# When did you start to read educational books?



## FreakinHedgehog (Mar 25, 2019)

Hah, I realized that I want to become a game designer. So I started to read a lot of literature about game developing.


----------



## CecilFitzgerald (May 6, 2020)

I like reading books from school age.


----------



## strawberryLola (Sep 19, 2010)

I didn't attend much of school cosistently until more than half of my second grade- so I was stuck in ESL class learning basic English, reading, and writing- as soon as I learned to read- I really _loved_ children's book versions of adult biographies. Harriet Tubman and Helen Kellar were my two favorites.

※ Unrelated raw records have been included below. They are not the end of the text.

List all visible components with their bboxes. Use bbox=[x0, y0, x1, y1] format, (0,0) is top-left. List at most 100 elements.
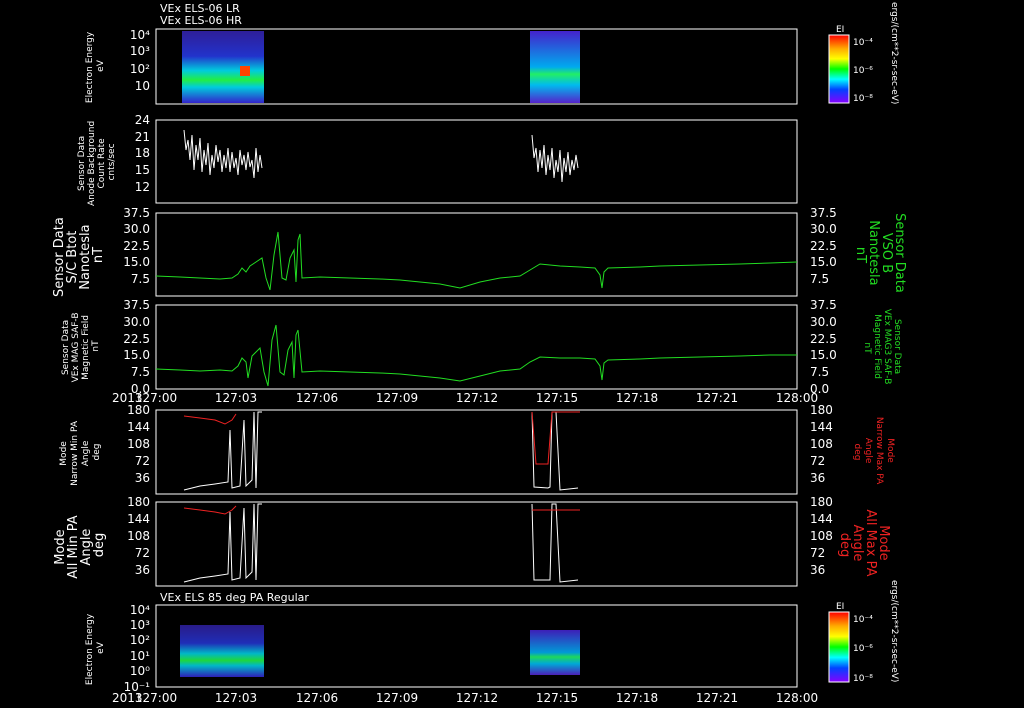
series-line bbox=[531, 411, 579, 491]
panel-narrow-pa: 180 144 108 72 36 180 144 108 72 36 Mode… bbox=[59, 403, 895, 495]
time-tick: 127:03 bbox=[215, 391, 257, 405]
time-tick: 127:21 bbox=[696, 391, 738, 405]
y-tick-right: 72 bbox=[810, 546, 825, 560]
panel-title: VEx ELS 85 deg PA Regular bbox=[160, 591, 309, 604]
time-tick: 127:15 bbox=[536, 691, 578, 705]
y-tick-right: 7.5 bbox=[810, 272, 829, 286]
y-tick: 7.5 bbox=[131, 272, 150, 286]
energy-tick: 10⁴ bbox=[130, 603, 150, 617]
panel-all-pa: 180 144 108 72 36 180 144 108 72 36 Mode… bbox=[53, 495, 891, 587]
y-axis-label: Sensor Data Anode Background Count Rate … bbox=[77, 118, 117, 206]
time-tick: 127:15 bbox=[536, 391, 578, 405]
time-tick: 127:18 bbox=[616, 391, 658, 405]
y-tick: 72 bbox=[135, 546, 150, 560]
panel-count-rate: 24 21 18 15 12 Sensor Data Anode Backgro… bbox=[77, 113, 798, 206]
y-axis-label: Electron Energy eV bbox=[85, 29, 106, 103]
y-tick: 30.0 bbox=[123, 222, 150, 236]
y-tick: 36 bbox=[135, 471, 150, 485]
colorbar-title: EI bbox=[836, 25, 844, 35]
series-line bbox=[155, 324, 797, 387]
spectrogram-hotspot bbox=[240, 66, 250, 76]
y-tick-right: 180 bbox=[810, 495, 833, 509]
colorbar bbox=[828, 34, 850, 104]
y-axis-label: Mode All Min PA Angle deg bbox=[53, 511, 107, 579]
right-axis-label: Mode All Max PA Angle deg bbox=[837, 509, 891, 580]
panel-btot: 37.5 30.0 22.5 15.0 7.5 37.5 30.0 22.5 1… bbox=[52, 206, 907, 297]
y-tick-right: 22.5 bbox=[810, 332, 837, 346]
time-tick: 127:09 bbox=[376, 391, 418, 405]
y-tick-right: 22.5 bbox=[810, 239, 837, 253]
y-tick-right: 144 bbox=[810, 420, 833, 434]
colorbar-tick: 10⁻⁸ bbox=[853, 674, 873, 684]
right-axis-label: Sensor Data VEx MAG3 SAF-B Magnetic Fiel… bbox=[862, 309, 902, 388]
series-line bbox=[531, 503, 579, 583]
series-line bbox=[531, 134, 579, 183]
y-tick: 144 bbox=[127, 420, 150, 434]
energy-tick: 10¹ bbox=[130, 649, 150, 663]
series-line bbox=[183, 129, 263, 179]
y-tick-right: 108 bbox=[810, 529, 833, 543]
y-axis-label: Sensor Data S/C Btot Nanotesla nT bbox=[52, 213, 106, 297]
y-tick-right: 108 bbox=[810, 437, 833, 451]
y-tick: 108 bbox=[127, 437, 150, 451]
y-tick-right: 36 bbox=[810, 471, 825, 485]
y-tick: 30.0 bbox=[123, 315, 150, 329]
colorbar bbox=[828, 611, 850, 683]
y-tick: 180 bbox=[127, 495, 150, 509]
colorbar-tick: 10⁻⁴ bbox=[853, 615, 873, 625]
energy-tick: 10² bbox=[130, 633, 150, 647]
spectrogram-block bbox=[530, 630, 580, 675]
colorbar-tick: 10⁻⁶ bbox=[853, 66, 873, 76]
y-tick-right: 15.0 bbox=[810, 255, 837, 269]
y-axis-label: Electron Energy eV bbox=[85, 611, 106, 685]
y-tick-right: 144 bbox=[810, 512, 833, 526]
right-axis-label: Sensor Data VSO B Nanotesla nT bbox=[853, 213, 907, 297]
y-tick: 36 bbox=[135, 563, 150, 577]
spectrogram-block bbox=[182, 31, 264, 103]
colorbar-tick: 10⁻⁸ bbox=[853, 94, 873, 104]
right-axis-label: Mode Narrow Max PA Angle deg bbox=[852, 417, 895, 487]
time-tick: 127:18 bbox=[616, 691, 658, 705]
y-tick: 144 bbox=[127, 512, 150, 526]
y-tick-right: 37.5 bbox=[810, 206, 837, 220]
time-tick: 127:00 bbox=[135, 691, 177, 705]
y-axis-label: Mode Narrow Min PA Angle deg bbox=[59, 418, 102, 486]
y-tick: 7.5 bbox=[131, 365, 150, 379]
time-tick: 127:06 bbox=[296, 391, 338, 405]
y-tick: 37.5 bbox=[123, 298, 150, 312]
y-tick: 24 bbox=[135, 113, 150, 127]
y-axis-label: Sensor Data VEx MAG SAF-B Magnetic Field… bbox=[61, 310, 101, 383]
energy-tick: 10³ bbox=[130, 44, 150, 58]
energy-tick: 10³ bbox=[130, 618, 150, 632]
colorbar-units: ergs/(cm**2-sr-sec-eV) bbox=[889, 2, 899, 104]
y-tick: 18 bbox=[135, 146, 150, 160]
y-tick: 15.0 bbox=[123, 348, 150, 362]
series-line bbox=[183, 505, 237, 515]
y-tick: 22.5 bbox=[123, 332, 150, 346]
figure: VEx ELS-06 LR VEx ELS-06 HR 10⁴ 10³ 10² … bbox=[52, 2, 907, 705]
y-tick-right: 72 bbox=[810, 454, 825, 468]
time-tick: 127:09 bbox=[376, 691, 418, 705]
y-tick-right: 15.0 bbox=[810, 348, 837, 362]
series-line bbox=[183, 503, 262, 583]
time-tick: 127:12 bbox=[456, 391, 498, 405]
colorbar-units: ergs/(cm**2-sr-sec-eV) bbox=[889, 580, 899, 682]
panel-mag: 37.5 30.0 22.5 15.0 7.5 0.0 37.5 30.0 22… bbox=[61, 298, 902, 396]
series-line bbox=[183, 413, 237, 425]
time-tick: 127:12 bbox=[456, 691, 498, 705]
y-tick: 15.0 bbox=[123, 255, 150, 269]
spectrogram-block bbox=[180, 625, 264, 677]
y-tick-right: 30.0 bbox=[810, 222, 837, 236]
y-tick: 72 bbox=[135, 454, 150, 468]
y-tick: 22.5 bbox=[123, 239, 150, 253]
spectrogram-block bbox=[530, 31, 580, 103]
energy-tick: 10⁴ bbox=[130, 28, 150, 42]
y-tick-right: 36 bbox=[810, 563, 825, 577]
energy-tick: 10⁰ bbox=[130, 664, 150, 678]
colorbar-tick: 10⁻⁴ bbox=[853, 38, 873, 48]
y-tick: 180 bbox=[127, 403, 150, 417]
y-tick: 12 bbox=[135, 180, 150, 194]
series-line bbox=[155, 231, 798, 291]
y-tick-right: 37.5 bbox=[810, 298, 837, 312]
time-tick: 128:00 bbox=[776, 691, 818, 705]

Ever since then, I got confused as I learned to read and write simultaneously in two languages, which made my skills in both mediocre.


----------



## Hexigoon (Mar 12, 2018)

As early as I could read really. I had a whole bunch of encyclopedias, educational and reference books on a number of subjects. I wonder how nerdy it is that I'd read the dictionary for fun as a kid.


----------



## ImpossibleHunt (May 30, 2020)

I loved reading about everything that was non-fiction, ever since I first started reading chapter books in Grade 1.
It was so bad, that I begged my parents to turn on the weather channel, so I could read the tidbits of information on the side.

At first, it was mainly about storms and weather. We had severe storms where I used to live, so I wanted to understand them more.
I then turned my view to history. I especially loved learning about the various strategies/tactics people used in the past, namely in warfare.


----------



## secondpassing (Jan 13, 2018)

I used to read ever since I could read. Now, I think my attention span might have actually gotten shorter. D: I'm trying to get back into reading. Ever since leaving high school, I've replaced my need for learning from books into watching videos on youtube, Wikipedia, and following up on subjects I get when lurking in the ENFP and NT forums, particularly if they are any bit science-y or about some statistics.


----------



## cosmoetic (Mar 24, 2020)

I was 16. Some authors of nonfiction are better writers than others. Some are incredibly dry, and others are able to portray history in a way that you can perceive on a personal level. Maybe you are choosing the wrong books?


----------



## sibersonique (Jun 18, 2020)

I was about 8 (in 3rd grade) when I discovered the Rand McNally World Atlas, which had lots of historical geography that I found fascinating. Our family also had some interesting "bathroom reading," like my mom's astrology books and Cosmopolitan collection. Not exactly highly intellectual, but I learned quite a bit.


----------